Srixon Q-Star upgrades with lower compression, sleeker dimple pattern

July 17, 2017

The latest version of the Srixon Q-Star ball, a low-compression, two-piece ball designed to make recreational golfers’ wayward tee shots less offline features changes for this average golfer’s ball coming from tour-proven technology.

Previous versions of the Srixon Q-Star have been received well in the marketplace for its characteristics that reduce slice and hook spin on tee shots but also features a cover coating aimed at improving grab on short-game shots. So largely only small tweaks were made to this, the fourth installment in the Q-Star series. Among the more noticeable is the use of a new 338-dimple pattern designed to reduce drag to extend downrange carry distance, as well as provide better control in the wind. That pattern also debuted earlier this year with the multilayer, urethane-covered Srixon Z-Star and Z-Star XV balls, which already are being played on tour.
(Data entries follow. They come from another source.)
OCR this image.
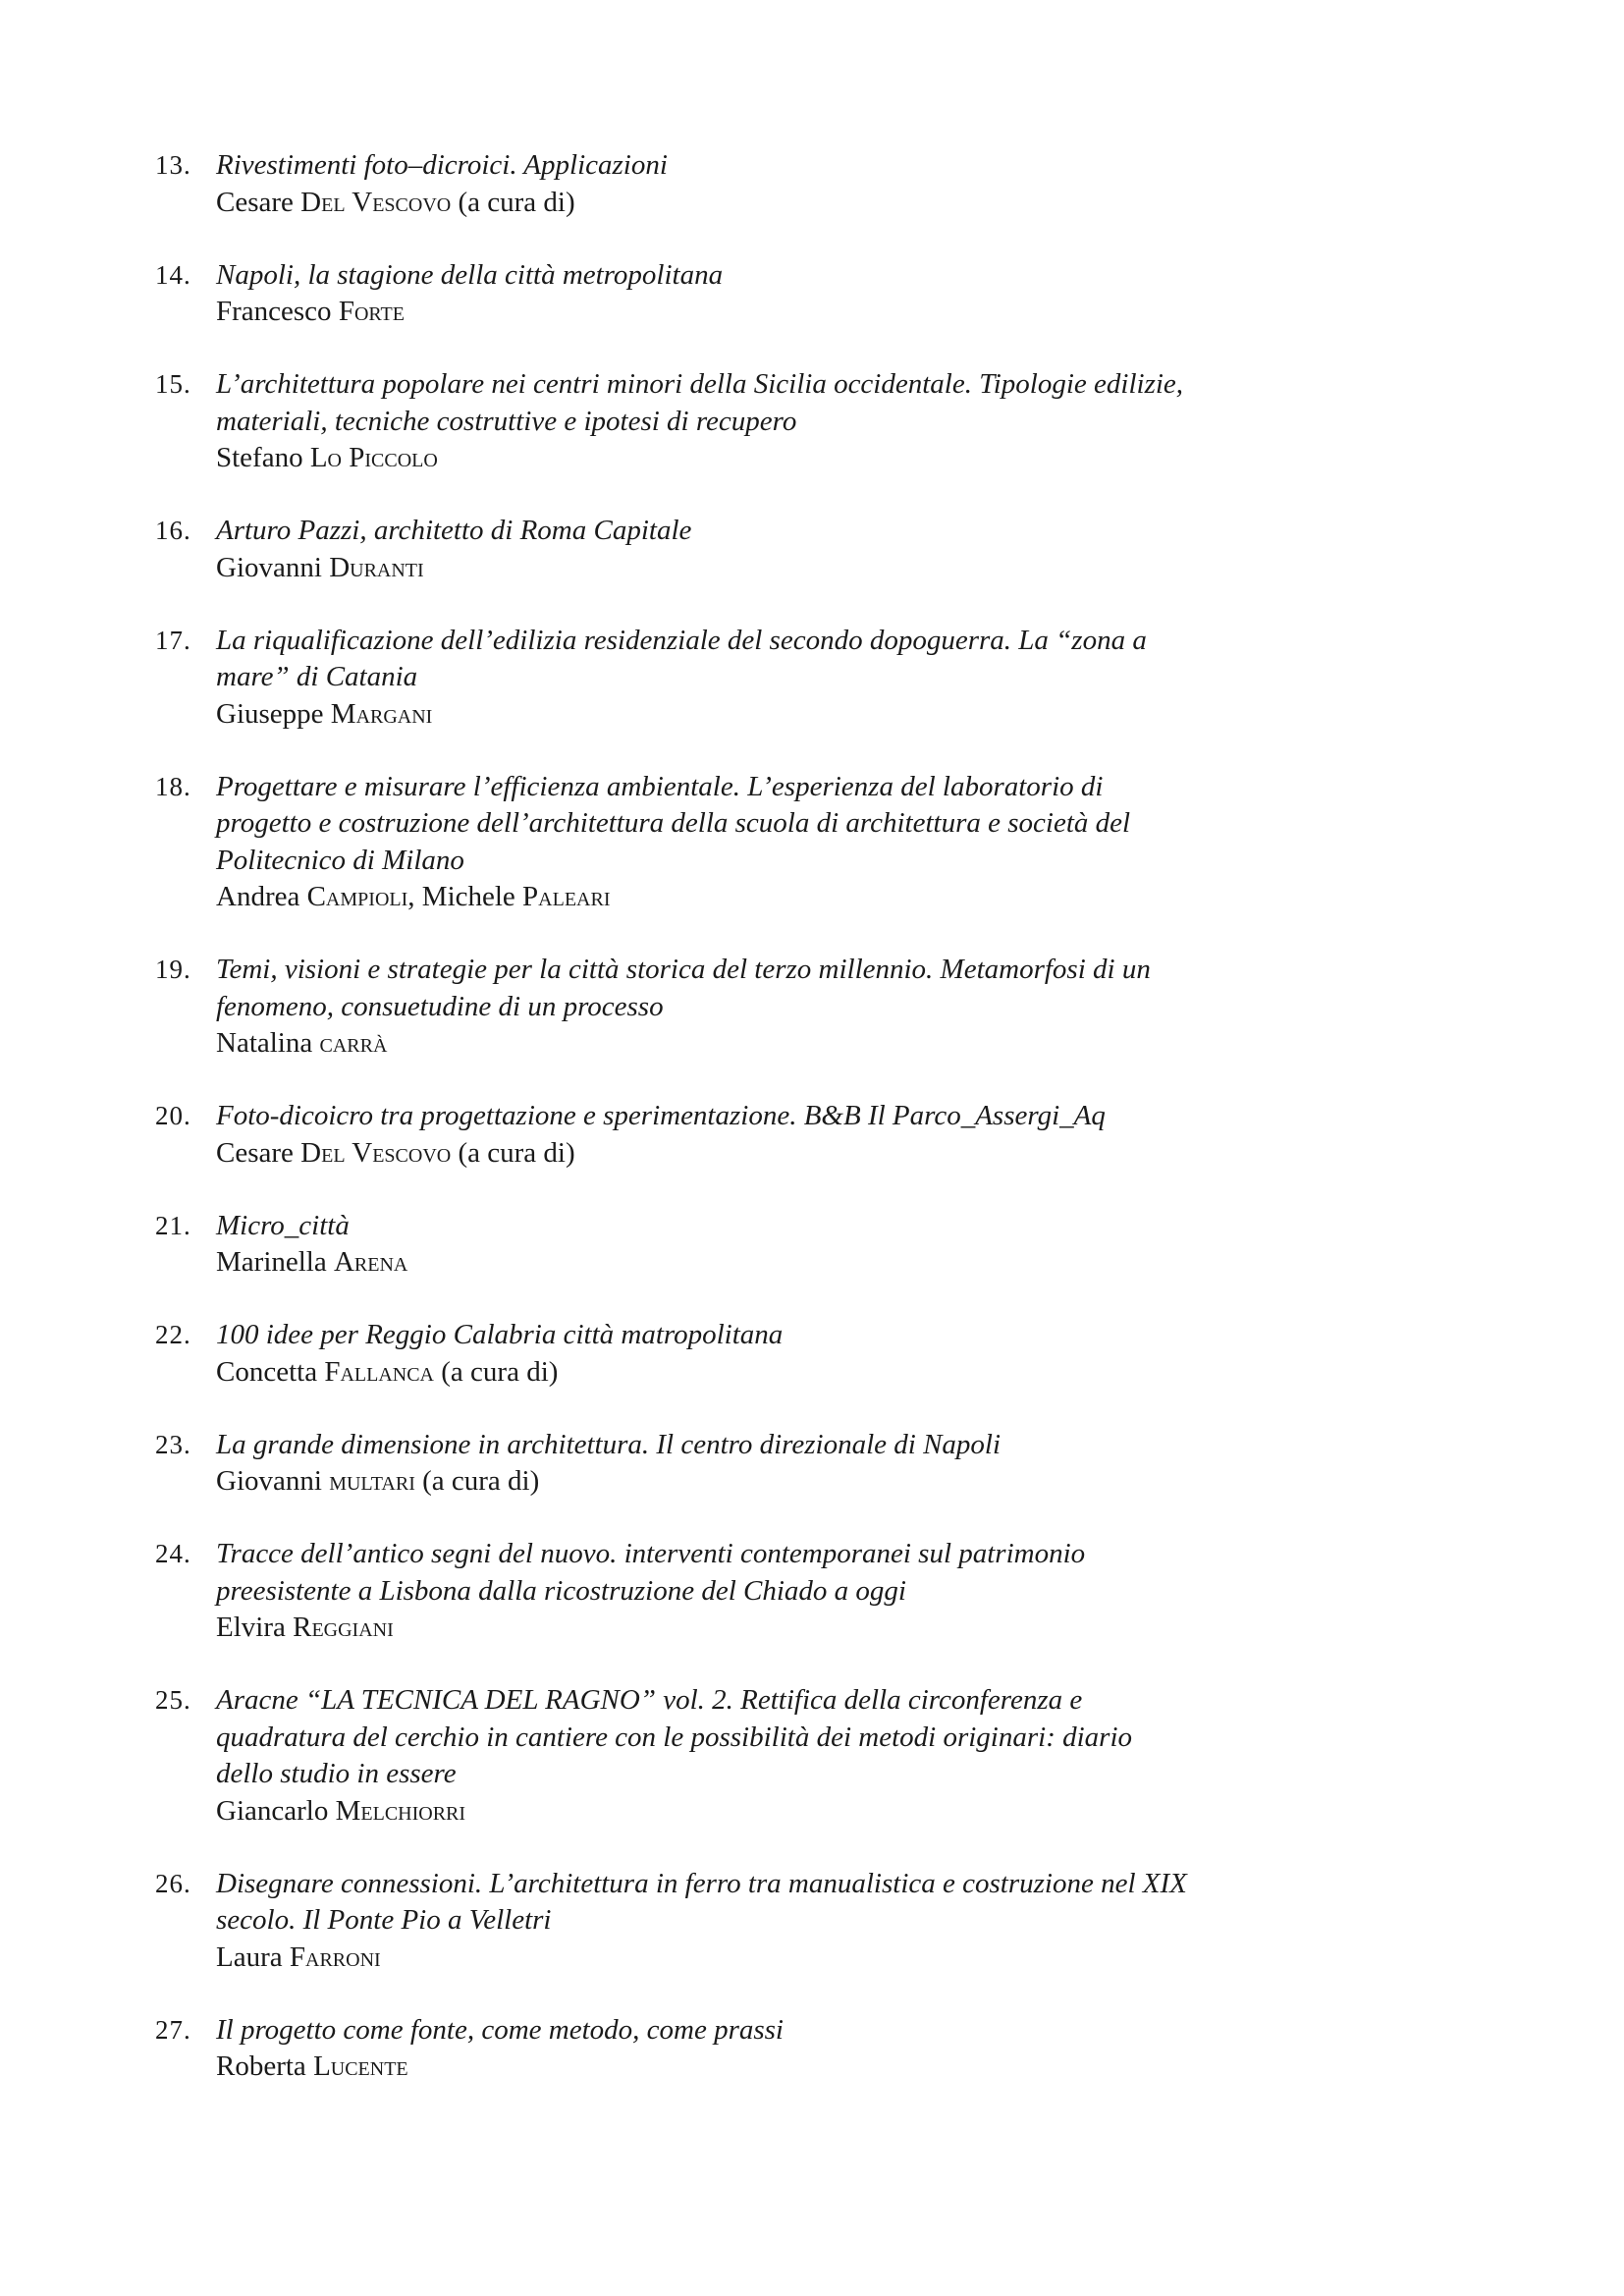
13. Rivestimenti foto–dicroici. Applicazioni
Cesare Del Vescovo (a cura di)
14. Napoli, la stagione della città metropolitana
Francesco Forte
15. L’architettura popolare nei centri minori della Sicilia occidentale. Tipologie edilizie, materiali, tecniche costruttive e ipotesi di recupero
Stefano Lo Piccolo
16. Arturo Pazzi, architetto di Roma Capitale
Giovanni Duranti
17. La riqualificazione dell’edilizia residenziale del secondo dopoguerra. La “zona a mare” di Catania
Giuseppe Margani
18. Progettare e misurare l’efficienza ambientale. L’esperienza del laboratorio di progetto e costruzione dell’architettura della scuola di architettura e società del Politecnico di Milano
Andrea Campioli, Michele Paleari
19. Temi, visioni e strategie per la città storica del terzo millennio. Metamorfosi di un fenomeno, consuetudine di un processo
Natalina carrà
20. Foto-dicoicro tra progettazione e sperimentazione. B&B Il Parco_Assergi_Aq
Cesare Del Vescovo (a cura di)
21. Micro_città
Marinella Arena
22. 100 idee per Reggio Calabria città matropolitana
Concetta Fallanca (a cura di)
23. La grande dimensione in architettura. Il centro direzionale di Napoli
Giovanni multari (a cura di)
24. Tracce dell’antico segni del nuovo. interventi contemporanei sul patrimonio preesistente a Lisbona dalla ricostruzione del Chiado a oggi
Elvira Reggiani
25. Aracne “LA TECNICA DEL RAGNO” vol. 2. Rettifica della circonferenza e quadratura del cerchio in cantiere con le possibilità dei metodi originari: diario dello studio in essere
Giancarlo Melchiorri
26. Disegnare connessioni. L’architettura in ferro tra manualistica e costruzione nel XIX secolo. Il Ponte Pio a Velletri
Laura Farroni
27. Il progetto come fonte, come metodo, come prassi
Roberta Lucente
“I think we’ve established a good reputation this year already on tour with having a very good ball in the wind,” said Srixon’s Jeff Brunski, director of research and development at Srixon/Cleveland Golf.
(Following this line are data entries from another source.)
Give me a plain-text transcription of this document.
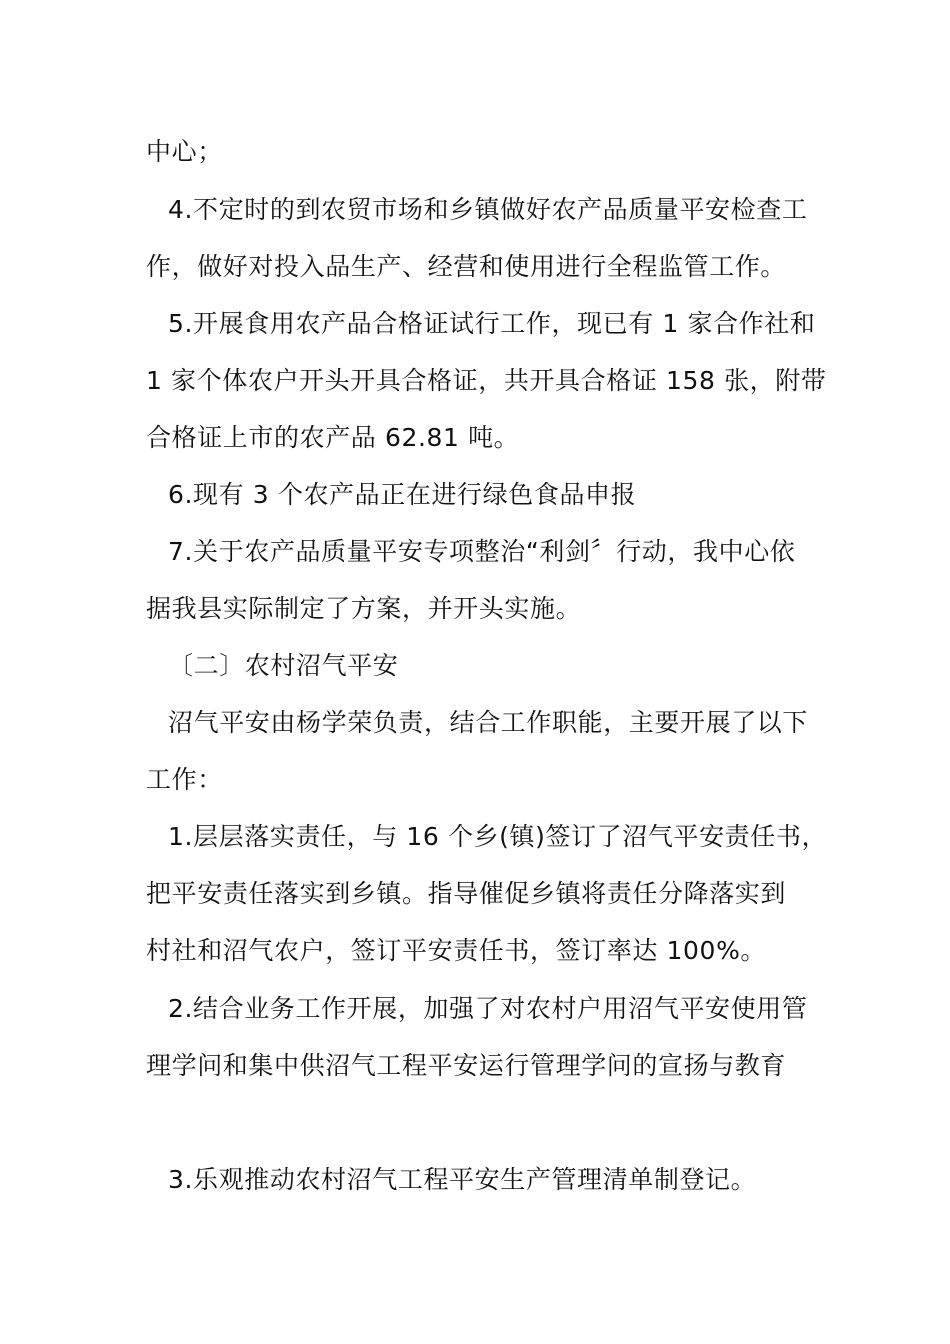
中心；
4.不定时的到农贸市场和乡镇做好农产品质量平安检查工
作，做好对投入品生产、经营和使用进行全程监管工作。
5.开展食用农产品合格证试行工作，现已有 1 家合作社和
1 家个体农户开头开具合格证，共开具合格证 158 张，附带
合格证上市的农产品 62.81 吨。
6.现有 3 个农产品正在进行绿色食品申报
7.关于农产品质量平安专项整治“利剑〞行动，我中心依
据我县实际制定了方案，并开头实施。
〔二〕农村沼气平安
沼气平安由杨学荣负责，结合工作职能，主要开展了以下
工作：
1.层层落实责任，与 16 个乡(镇)签订了沼气平安责任书，
把平安责任落实到乡镇。指导催促乡镇将责任分降落实到
村社和沼气农户，签订平安责任书，签订率达 100%。
2.结合业务工作开展，加强了对农村户用沼气平安使用管
理学问和集中供沼气工程平安运行管理学问的宣扬与教育
3.乐观推动农村沼气工程平安生产管理清单制登记。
The new Srixon Q-Star features a softer core with a slightly lower overall ball compression than its predecessor, dropping to 75 from 77, according to Michael Ross, senior product manager at Srixon. The goal is for softer feel on full shots, as well as less spin on driver shots. The downside of reduced compression is a negative effect on initial energy transfer for less ball speed. But the lower compression also yields slightly higher launch. That combination of higher launch with lower spin is a distance recipe.

“It’s clearly not always the case that a little less ballspeed will be shorter,” Brunski said. “You can make that tradeoff with higher launch and lower spin and have more efficient launch conditions and more distance.”

Brunski also makes the interesting point that the same dimple pattern that works at tour-level ball speeds north of 165 miles per hour will work at amateur ball speeds of 135 miles per hour or even less.

“This is a lower-drag dimple pattern than the previous generation so that’s just good at any speed,” Brunski said. “From a trajectory standpoint, you can use all your other tools in your tool box in terms of core compression, overall compression and even the size of the layers, those are all going to affect trajectory. You just need to marry that with a dimple pattern to get an overall trajectory you’re looking for.”

The Q-Star’s cover features the latest installment of Srixon’s “SpinSkin” coating, which is designed to create more friction at impact for better, more consistent spin in the short game and from the rough. Also seen in the Z-Star and Z-Star XV, more spin in these shots leads to a quicker stopping distance. “The spin tends to trump the descent angle pretty dramatically in how quick it stops,” said John Rae, vice president research and development for Srixon/Cleveland Golf. “Across the board, spin is your better factor to stop the ball.”

The Srixon Q-Star, available in white and yellow, will be in stores August 18 ($25 a dozen).